Productivity potential - YieldGap
The great challenge facing humanity is to reconcile the increase in food production with the reduction of environmental impact. Productivity potential is defined by the amount of incident solar radiation, atmospheric CO2 concentration, air temperature and the genetic characteristics of a crop, which determine the maximum that the plant can produce. In the case of rainfed agriculture, it is also influenced by rainfall, soil characteristics and topography, which affect the water balance. By evaluating the difference between the potential productivity and the average productivity of crops, the productivity gap (yield gap) is determined. This gap represents the possibility of sustainably intensifying production per unit area. The productivity gap shows how much more we can produce through good management practices. To quantify productivity gaps and identify management practises that enable high yields, the FieldCrops team uses a methodology that combines process-based cropping simulation models and field data. Through the use of big data analytics and artificial intelligence, we identify factors that limit the productivity of soybeans, corn, rice and wheat in Latin American countries. The FieldCrops team is collaborating with the Global Yield Gap Atlas Project (www.yieldgap.org), a global project led by the University of Nebraska–Lincoln/United States and Wageningen University/Netherlands. The project aims to estimate how much food can be produced per hectare of arable land worldwide with minimal environmental impact.
Soybean Money Maker Championship
The United Nations (ONU) predicts that the world population will reach 9.7 billion people by 2050. Faced with this challenge, it is crucial to find ways to reconcile the growing demand for food with the protection of the environment. In this context, the Soybean Money Maker Championship is an initiative that brings together producers, public and private institutions in 14 soy-producing states in Brazil. The main objective is to identify management practices in over 100 soybean fields in Brazil that can increase farmers' productivity and profitability with a low environmental impact. The project will evaluate participants' management practices using economic, environmental and social indicators, with data collected from producers' fields. The aim is to achieve the United Nations Sustainable Development Goals (SDGs), in particular zero hunger, responsible consumption and production and action on global climate change (SDGs 2, 12 and 13). It also aims to promote agricultural practices that are truly regenerative and resilient.
Rice Money Maker Championship
Of the 17 Sustainable Development Goals (SDGs) set by the United Nations General Assembly, the Rice Money Maker Championship focuses on Goals 2, 12 and 13. In short, Goal 2 aims to eradicate hunger and promote sustainable agriculture, Goal 12 targets responsible consumption and production practices, while Goal 13 focuses on action on climate change.
To achieve these goals, it is crucial to promote sustainable food production and adopt resilient agricultural practices that take into account the main pillars: economically viable, socially just and environmentally sound. These include increasing production efficiency, preserving the biodiversity of ecosystems and reducing environmental impacts.

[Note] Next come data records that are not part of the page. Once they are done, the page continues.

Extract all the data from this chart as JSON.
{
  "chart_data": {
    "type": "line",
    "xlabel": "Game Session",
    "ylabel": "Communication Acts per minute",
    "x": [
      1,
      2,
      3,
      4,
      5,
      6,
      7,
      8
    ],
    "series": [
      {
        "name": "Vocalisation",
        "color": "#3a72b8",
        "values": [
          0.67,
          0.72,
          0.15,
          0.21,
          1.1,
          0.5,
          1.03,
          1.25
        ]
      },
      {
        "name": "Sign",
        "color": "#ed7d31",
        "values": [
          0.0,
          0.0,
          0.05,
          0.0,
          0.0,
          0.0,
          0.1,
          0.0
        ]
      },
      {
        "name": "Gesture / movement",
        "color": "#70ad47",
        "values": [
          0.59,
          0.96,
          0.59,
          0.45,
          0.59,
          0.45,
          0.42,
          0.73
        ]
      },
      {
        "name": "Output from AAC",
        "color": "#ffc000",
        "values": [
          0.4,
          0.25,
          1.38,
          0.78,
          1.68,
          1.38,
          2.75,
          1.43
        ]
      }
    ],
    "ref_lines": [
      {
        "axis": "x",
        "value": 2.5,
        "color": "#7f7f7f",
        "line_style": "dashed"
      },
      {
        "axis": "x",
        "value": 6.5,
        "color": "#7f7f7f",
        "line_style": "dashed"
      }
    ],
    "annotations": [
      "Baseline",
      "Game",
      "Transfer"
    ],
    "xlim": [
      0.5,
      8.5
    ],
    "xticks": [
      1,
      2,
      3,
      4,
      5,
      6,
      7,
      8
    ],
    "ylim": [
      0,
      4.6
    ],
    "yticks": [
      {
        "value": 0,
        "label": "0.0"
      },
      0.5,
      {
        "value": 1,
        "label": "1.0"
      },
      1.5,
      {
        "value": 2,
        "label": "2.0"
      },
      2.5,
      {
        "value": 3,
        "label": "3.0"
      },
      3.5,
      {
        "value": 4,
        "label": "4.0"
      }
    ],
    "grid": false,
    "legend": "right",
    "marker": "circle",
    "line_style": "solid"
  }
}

The Rice Money Maker Championship achieves this based on indicators of input use efficiency, such as productivity per unit of energy, water and nutrients, as well as impact on ecosystem services. Encompassing the production chain in four Latin American countries, the Rice Money Maker provides an opportunity to develop management strategies based on more resource-efficient practices, with lower environmental impact and higher profitability in rice production. Producers are encouraged to adopt sustainable practices, considering the genotype × environment × management interaction and promoting the transfer of technology and knowledge.
Modeling and climate change
Agricultural models are defined as a set of mathematical equations that describe the complex agricultural interactions in the soil-plant-atmosphere system and how management practices affect those interactions. The FieldCrops team has been working for many years to develop mathematical models that simulate the growth, development, and productivity of agricultural crops. The models already available are SimulArroz (rice) and Simanihot (cassava). Models for soybean and wheat are currently under development.
Climate change is a change that affects long-term weather patterns. These changes can be due to natural causes (more or less solar and volcanic activity) or anthropogenic causes (increase in fossil fuel burning, deforestation, and others). In this sense, the FieldCrops team is conducting research to understand the impact of climate change on the development and productivity of soybeans and irrigated rice.
The Best Soybean Cultivar for Your Farm
The Best Soybean Cultivar for Your Farm is a project led by the FieldCrops team to determine which soybean variety has the best interaction between genetics, environment, and management per production environment. The project contributes to the development of a region, increases productivity, reduces production costs, and provides sustainability in the production system.